LAG Berlin-Brandenburg zu Lehrer mit Nazi-Tattoo: Nach Berichten von spiegel.de, taz (Jonas Julino) und SZ (Jan Heidtmann) hat das Landesarbeitsgericht Berlin-Brandenburg im Berufungsverfahren entschieden, dass die Kündigung eines Lehrers mit Nazi-Tattoos wegen eines Formfehlers nicht rechtmäßig war. Der Kündigung hätte eine Abmahnung unter Mitteilung des Kündigungsgrundes vorausgehen müssen. Der Kläger trägt die Losung der SS "Meine Ehre heißt Treue", sowie das nationalsozialistische Ersatzsymbol "Schwarze Sonne" als Tattoo auf dem Oberkörper und hatte diese auch öffentlich gezeigt, weshalb er sich auch strafrechtlich verantworten muss.

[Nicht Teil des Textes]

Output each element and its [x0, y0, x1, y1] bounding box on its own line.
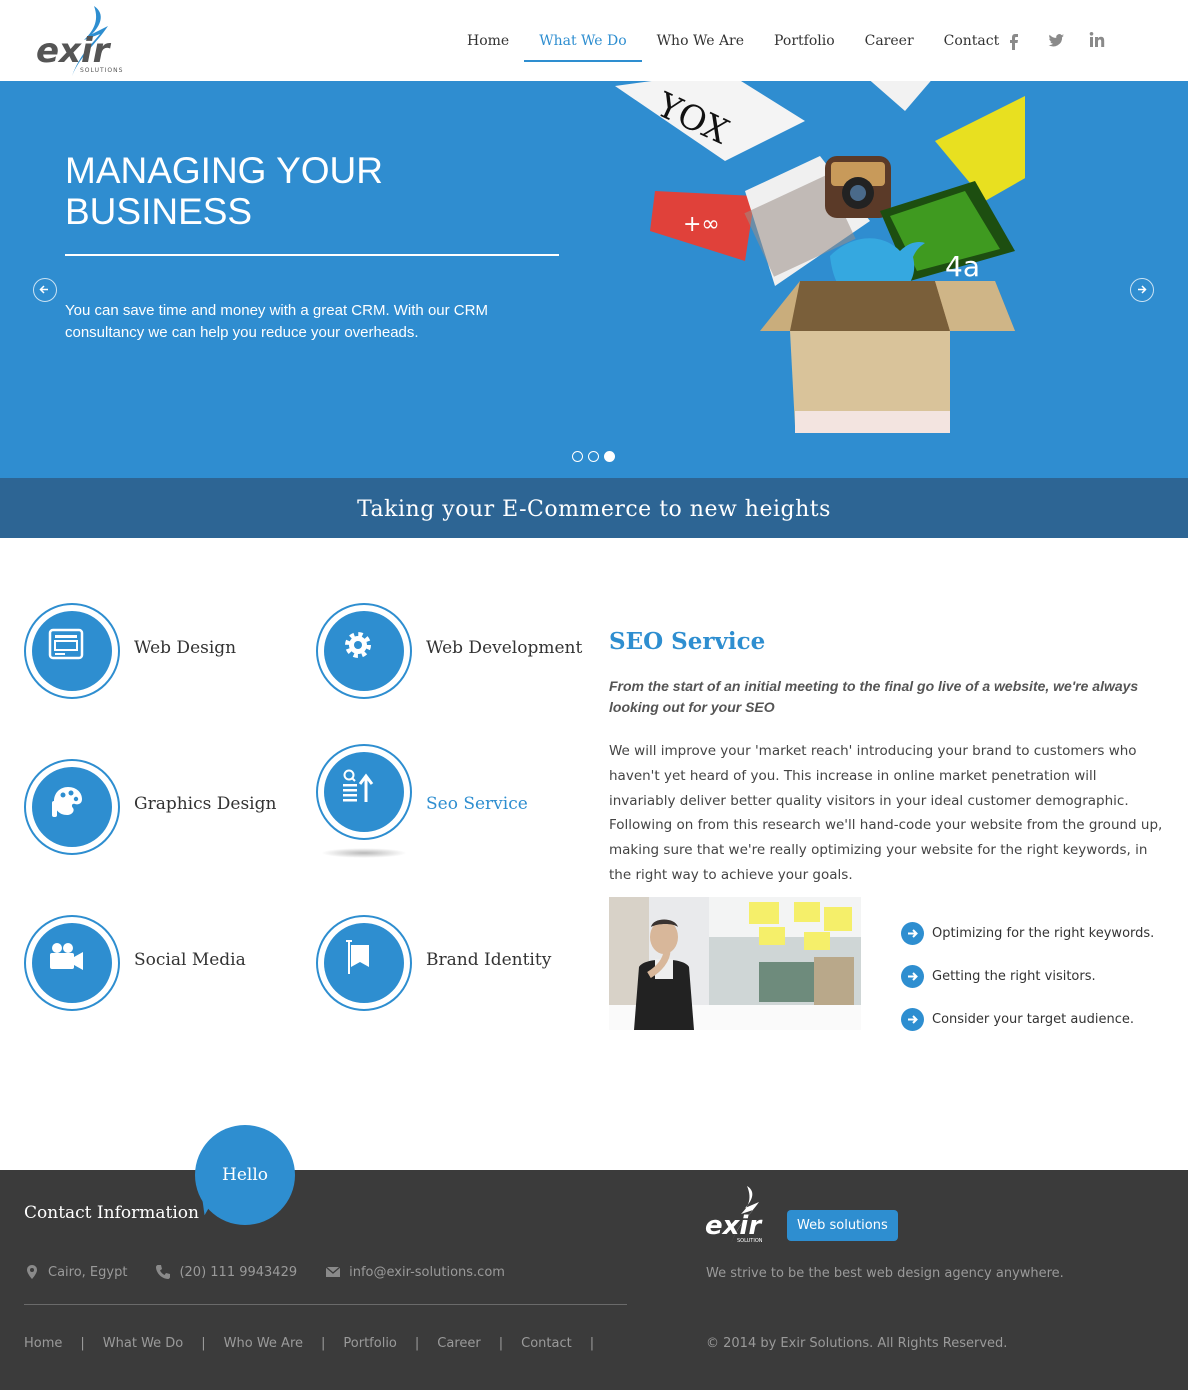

LG München I zu Bushido/Fler: Das Landgericht München I hat in der Klage der Ehefrau des Rappers Bushido, Anna-Maria Ferchichi, und deren vier Kindern gegen den Rapper Fler entschieden. Dieser hatte sich in einem Songtext abfällig über Ferchichi geäußert und angezweifelt, dass Bushido Vater der Kinder sei. In der Abwägung von Persönlichkeitsrecht und Kunstfreiheit gab das Gericht dem Antrag auf einstweilige Verfügung statt. Ausschlaggebend waren die Persönlichkeitsrechte der Kinder, die sich – anders als die Ehefrau Bushidos – nicht an dem Konflikt beteiligt hatten. Es berichten FAZ (Sebastian Eder), SZ (Stephan Handel), spiegel.de und lto.de.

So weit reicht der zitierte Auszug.